Perspicace, vous aurez noté que le contexte de ces exemples, tirés de la vraie vie, semble associer «genre» aux plus jeunes locuteurs du français. L’Académie reconnaît – comme usage fautif – «il était genre 10h» ou «une chanson genre bête» dans son extraordinaire rubrique «Dire, ne pas dire»; mais «genre» utilisé seul est en effet une expression très contemporaine, l’invention minimaliste d’une génération qui veut aller vite sans s’embarrasser de syntaxe.

Un pari sur la connivence

Genre peut ouvrir une phrase pour mettre plus d’emphase: «Genre, c’est énorme ce beat!» Mais la syllabe au statut grammatical aléatoire sert surtout à court-circuiter toutes les subordonnées du monde. C’est un raccourci saisissant qui permet d’enquiller les informations sans les mettre en relation, et vite. «La fille me regardait, genre elle voulait qu’j’mette mon masque.» On compte huit syllabes de plus pour «La fille me regardait d’un air qui m’a fait deviner qu’elle voulait qu’j’mette mon masque.»

«Genre» fait gagner du temps en laissant l’interlocuteur reconstituer les éléments manquants, il parie sur sa connivence. Signe que «genre» répond à un besoin, la langue anglaise aussi a créé un mot qui fait tout, ce like omniprésent dans les conversations des adolescents notamment.

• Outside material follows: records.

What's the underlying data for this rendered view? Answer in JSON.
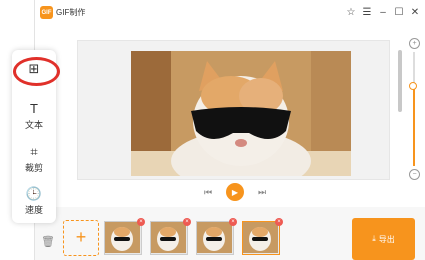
{
  "app": {
    "title": "GIF制作",
    "logo_text": "GIF"
  },
  "window_controls": [
    "☆",
    "☰",
    "–",
    "☐",
    "✕"
  ],
  "toolbox": {
    "items": [
      {
        "icon": "add-frame-icon",
        "glyph": "⊞",
        "label": ""
      },
      {
        "icon": "text-icon",
        "glyph": "T",
        "label": "文本"
      },
      {
        "icon": "crop-icon",
        "glyph": "⌗",
        "label": "裁剪"
      },
      {
        "icon": "clock-icon",
        "glyph": "🕒",
        "label": "速度"
      }
    ]
  },
  "playback": {
    "prev": "⏮",
    "play": "▶",
    "next": "⏭"
  },
  "zoom": {
    "level": 0.7
  },
  "bottom": {
    "add_label": "+",
    "export_label": "导出",
    "frame_count": 4,
    "active_frame": 4
  },
  "colors": {
    "accent": "#f7941d",
    "delete": "#ee5a52",
    "highlight": "#e0302a"
  }
}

Hélas, «genre» emporte aussi toutes les subtilités, les nuances transmises par les adverbes, les conjonctions manquantes, les phrases non dites! Plus besoin de concevoir clairement, si tout peut s’énoncer en vrac, sans articulation logique. Des idées, des pensées se perdent en route. «Genre» fait parler plus vite, mais moins loin.